Foi uma pequena discussão, rapidamente esquecida, mas teve uma consequência importante. Daí em diante, eu comecei a interessar-me pelo aspecto financeiro da nossa actividade. Comecei a compreender a curiosa economia da nossa profissão, na qual não eram os ingredientes que custavam muito dinheiro, nem o próprio gelo, mas os aprestos que os acompanhavam: as nossas roupas de corte, os nossos empregados de uniforme, as belas taças e colheres de ouro para que um rei ou um nobre pudesse apreciar o nosso trabalho. Ahmad tivera razão em relação a isto, pelo menos: era a nossa mestria que nos fazia valer as somas exorbitantes que cobrávamos, tal como um cantor é pago pela beleza da sua voz, ou um pintor pela sua habilidade e não pelo custo das tintas. E era por isso, claro, que tínhamos de manter sempre o nosso conhecimento secreto: assim que fosse partilhado por outros, deixaria de ter valor. Com isto em mente, persuadi Audiger de que devíamos cobrar ainda mais pelas nossas criações.
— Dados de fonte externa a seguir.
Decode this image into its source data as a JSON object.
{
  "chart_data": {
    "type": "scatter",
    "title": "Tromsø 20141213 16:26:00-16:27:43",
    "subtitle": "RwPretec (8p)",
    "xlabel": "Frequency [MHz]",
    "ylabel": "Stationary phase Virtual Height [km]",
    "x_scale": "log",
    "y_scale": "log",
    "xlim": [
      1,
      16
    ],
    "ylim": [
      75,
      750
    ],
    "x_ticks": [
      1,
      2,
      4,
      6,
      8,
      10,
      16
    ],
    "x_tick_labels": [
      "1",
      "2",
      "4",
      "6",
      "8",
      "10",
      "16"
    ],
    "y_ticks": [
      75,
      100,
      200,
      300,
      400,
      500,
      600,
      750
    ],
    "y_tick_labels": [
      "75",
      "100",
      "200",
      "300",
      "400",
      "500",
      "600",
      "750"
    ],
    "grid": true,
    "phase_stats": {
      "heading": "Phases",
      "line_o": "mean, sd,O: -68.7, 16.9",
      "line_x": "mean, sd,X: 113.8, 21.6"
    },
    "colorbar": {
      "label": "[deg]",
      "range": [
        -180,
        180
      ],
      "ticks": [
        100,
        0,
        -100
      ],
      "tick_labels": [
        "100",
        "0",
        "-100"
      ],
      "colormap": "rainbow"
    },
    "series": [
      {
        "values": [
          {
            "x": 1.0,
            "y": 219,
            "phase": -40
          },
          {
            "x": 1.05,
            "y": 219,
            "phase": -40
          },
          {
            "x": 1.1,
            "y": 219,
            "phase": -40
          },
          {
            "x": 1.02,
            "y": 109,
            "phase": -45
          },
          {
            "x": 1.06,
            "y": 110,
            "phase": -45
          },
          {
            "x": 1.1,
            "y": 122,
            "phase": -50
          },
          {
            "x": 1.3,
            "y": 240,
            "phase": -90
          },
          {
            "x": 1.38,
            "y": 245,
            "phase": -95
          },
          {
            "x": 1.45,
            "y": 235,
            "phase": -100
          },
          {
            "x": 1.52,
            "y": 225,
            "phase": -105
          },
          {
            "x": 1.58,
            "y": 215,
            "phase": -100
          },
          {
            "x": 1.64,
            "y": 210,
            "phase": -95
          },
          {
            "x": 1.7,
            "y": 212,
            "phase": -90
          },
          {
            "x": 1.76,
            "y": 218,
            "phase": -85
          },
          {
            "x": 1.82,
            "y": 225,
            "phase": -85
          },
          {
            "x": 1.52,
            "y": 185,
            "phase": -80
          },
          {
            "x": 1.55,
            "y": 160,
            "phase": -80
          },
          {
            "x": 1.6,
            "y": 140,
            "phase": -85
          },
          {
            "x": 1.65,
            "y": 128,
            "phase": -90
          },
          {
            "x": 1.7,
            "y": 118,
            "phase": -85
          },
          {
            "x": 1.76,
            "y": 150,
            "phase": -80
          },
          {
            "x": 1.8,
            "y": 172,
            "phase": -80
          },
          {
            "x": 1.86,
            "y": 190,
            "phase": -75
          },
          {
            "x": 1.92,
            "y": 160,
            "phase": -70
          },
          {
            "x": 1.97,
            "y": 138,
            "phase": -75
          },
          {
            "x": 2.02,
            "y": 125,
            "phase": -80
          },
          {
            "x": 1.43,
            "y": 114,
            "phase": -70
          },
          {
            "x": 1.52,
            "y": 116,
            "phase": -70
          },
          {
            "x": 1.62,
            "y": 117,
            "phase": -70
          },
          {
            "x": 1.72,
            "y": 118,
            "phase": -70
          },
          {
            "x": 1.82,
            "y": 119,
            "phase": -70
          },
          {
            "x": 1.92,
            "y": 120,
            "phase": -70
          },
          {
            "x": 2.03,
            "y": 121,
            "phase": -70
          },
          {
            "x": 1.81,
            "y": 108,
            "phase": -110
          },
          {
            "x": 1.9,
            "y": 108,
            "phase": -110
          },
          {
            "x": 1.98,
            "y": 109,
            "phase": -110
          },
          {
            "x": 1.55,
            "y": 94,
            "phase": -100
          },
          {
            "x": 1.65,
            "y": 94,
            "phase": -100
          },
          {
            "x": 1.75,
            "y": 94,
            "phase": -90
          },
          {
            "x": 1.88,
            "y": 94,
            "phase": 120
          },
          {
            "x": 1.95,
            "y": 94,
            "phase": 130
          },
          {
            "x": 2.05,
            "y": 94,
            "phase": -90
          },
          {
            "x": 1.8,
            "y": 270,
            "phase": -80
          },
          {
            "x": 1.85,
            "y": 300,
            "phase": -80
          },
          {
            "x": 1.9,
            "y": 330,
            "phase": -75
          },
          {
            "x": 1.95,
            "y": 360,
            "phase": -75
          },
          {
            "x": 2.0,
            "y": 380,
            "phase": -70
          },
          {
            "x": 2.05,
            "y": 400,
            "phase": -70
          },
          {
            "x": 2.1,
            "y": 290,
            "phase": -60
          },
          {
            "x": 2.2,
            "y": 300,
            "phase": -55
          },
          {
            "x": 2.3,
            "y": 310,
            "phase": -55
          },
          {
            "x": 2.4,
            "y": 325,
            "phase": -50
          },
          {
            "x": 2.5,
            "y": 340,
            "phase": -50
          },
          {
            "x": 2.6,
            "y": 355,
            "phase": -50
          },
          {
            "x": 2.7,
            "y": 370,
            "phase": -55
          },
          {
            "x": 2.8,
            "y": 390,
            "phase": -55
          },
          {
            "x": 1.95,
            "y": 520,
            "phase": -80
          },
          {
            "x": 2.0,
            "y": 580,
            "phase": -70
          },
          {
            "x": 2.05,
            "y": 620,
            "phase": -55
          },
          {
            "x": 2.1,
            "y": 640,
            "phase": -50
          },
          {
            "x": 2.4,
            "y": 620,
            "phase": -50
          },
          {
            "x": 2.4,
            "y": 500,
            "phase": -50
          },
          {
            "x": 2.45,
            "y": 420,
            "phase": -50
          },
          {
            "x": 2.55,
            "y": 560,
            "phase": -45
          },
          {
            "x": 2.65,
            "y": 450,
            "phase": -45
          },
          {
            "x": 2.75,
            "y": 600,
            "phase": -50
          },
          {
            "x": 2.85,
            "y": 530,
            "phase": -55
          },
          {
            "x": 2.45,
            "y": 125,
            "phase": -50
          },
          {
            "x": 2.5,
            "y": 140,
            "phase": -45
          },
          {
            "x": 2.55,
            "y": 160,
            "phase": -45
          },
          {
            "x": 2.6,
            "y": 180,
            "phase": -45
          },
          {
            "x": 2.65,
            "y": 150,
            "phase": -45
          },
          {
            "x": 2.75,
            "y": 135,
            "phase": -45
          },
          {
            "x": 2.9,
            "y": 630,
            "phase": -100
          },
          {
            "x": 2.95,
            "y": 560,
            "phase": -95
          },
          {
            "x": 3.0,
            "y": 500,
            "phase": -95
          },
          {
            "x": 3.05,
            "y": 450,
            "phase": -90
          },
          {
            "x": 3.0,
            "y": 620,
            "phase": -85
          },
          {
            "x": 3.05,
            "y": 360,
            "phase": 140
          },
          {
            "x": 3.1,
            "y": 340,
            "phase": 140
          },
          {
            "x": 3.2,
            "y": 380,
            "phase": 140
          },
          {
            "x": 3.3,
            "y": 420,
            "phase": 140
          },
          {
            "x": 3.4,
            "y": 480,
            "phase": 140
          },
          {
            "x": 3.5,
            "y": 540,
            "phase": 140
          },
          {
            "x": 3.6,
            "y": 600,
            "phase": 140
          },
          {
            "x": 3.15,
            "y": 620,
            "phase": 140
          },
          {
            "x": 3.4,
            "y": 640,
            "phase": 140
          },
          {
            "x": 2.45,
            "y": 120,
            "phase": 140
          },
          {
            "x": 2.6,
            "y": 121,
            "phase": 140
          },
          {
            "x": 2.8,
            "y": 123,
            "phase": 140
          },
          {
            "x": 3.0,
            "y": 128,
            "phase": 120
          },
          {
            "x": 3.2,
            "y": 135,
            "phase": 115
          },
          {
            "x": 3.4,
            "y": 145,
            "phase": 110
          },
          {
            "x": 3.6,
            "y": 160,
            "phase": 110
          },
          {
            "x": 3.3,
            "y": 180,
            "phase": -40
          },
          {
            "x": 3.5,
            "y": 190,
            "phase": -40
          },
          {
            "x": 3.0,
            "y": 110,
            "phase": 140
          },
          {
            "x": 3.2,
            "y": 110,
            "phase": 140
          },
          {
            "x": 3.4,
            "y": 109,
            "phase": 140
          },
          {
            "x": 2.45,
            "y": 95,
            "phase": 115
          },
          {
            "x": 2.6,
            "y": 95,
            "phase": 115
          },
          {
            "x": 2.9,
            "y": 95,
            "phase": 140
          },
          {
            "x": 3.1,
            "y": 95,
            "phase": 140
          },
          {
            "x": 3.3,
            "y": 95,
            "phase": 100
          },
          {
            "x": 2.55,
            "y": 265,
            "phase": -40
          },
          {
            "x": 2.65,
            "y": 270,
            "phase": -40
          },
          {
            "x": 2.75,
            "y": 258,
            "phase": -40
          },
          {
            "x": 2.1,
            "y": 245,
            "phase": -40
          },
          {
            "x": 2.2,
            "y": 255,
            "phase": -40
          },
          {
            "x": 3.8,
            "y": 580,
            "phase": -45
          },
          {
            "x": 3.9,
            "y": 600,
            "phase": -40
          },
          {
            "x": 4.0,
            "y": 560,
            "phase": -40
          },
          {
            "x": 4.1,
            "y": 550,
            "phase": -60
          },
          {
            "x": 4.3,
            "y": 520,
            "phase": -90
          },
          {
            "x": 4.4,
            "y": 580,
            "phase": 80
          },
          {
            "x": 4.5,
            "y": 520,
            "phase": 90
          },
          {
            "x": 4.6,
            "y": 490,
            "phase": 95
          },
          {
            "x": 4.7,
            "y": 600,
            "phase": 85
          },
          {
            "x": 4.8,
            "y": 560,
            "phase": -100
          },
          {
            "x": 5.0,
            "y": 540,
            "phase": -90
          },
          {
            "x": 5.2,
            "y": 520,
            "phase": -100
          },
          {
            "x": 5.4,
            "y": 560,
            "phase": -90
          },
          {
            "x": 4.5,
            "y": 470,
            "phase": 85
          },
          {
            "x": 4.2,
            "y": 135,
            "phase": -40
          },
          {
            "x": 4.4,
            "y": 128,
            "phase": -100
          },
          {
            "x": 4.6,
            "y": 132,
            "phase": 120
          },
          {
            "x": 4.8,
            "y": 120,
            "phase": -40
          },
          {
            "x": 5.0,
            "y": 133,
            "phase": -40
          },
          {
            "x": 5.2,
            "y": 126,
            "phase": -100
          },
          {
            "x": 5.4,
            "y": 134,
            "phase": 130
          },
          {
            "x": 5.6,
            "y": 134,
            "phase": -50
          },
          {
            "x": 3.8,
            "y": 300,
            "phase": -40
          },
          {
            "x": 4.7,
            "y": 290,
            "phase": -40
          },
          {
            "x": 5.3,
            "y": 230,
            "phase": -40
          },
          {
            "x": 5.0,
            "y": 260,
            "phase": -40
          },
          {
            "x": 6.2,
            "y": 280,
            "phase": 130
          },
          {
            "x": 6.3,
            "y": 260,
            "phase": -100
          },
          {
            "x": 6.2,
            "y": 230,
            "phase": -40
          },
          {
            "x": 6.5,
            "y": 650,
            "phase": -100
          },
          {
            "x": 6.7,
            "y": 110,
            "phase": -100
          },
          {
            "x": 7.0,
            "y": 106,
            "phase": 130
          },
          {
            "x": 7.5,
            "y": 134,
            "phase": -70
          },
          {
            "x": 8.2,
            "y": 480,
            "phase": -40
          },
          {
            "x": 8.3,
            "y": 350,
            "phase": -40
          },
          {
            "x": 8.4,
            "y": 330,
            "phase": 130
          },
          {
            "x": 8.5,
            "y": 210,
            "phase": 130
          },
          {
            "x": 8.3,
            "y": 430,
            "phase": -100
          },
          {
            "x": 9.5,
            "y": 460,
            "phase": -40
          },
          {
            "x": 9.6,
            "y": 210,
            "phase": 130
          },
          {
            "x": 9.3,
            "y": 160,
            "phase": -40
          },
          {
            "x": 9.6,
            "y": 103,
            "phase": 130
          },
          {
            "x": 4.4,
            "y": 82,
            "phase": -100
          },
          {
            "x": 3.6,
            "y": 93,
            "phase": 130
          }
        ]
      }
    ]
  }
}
O rei encorajava a extravagância nos seus cortesãos: se Luís elogiava um sorvete, ou um gelo feito com algum ingrediente novo e elegante como jasmim, amora ou hortelã, mais cedo ou mais tarde todos os cortesãos dignos desse nome teriam de cerrar os dentes e pagar valores exorbitantes para poderem ter o prazer, mais cedo ou mais tarde, de concordar com o rei que sim, era realmente delicioso. Seguindo este plano, fomos acumulando lentamente riqueza, além de privilégio, os nossos casacos foram ficando mais ricos, os nossos botões passaram a ser feitos de pérolas em vez de osso – embora isso não tenha impedido Audiger de continuar, ainda assim, a suspirar pela sua corporação.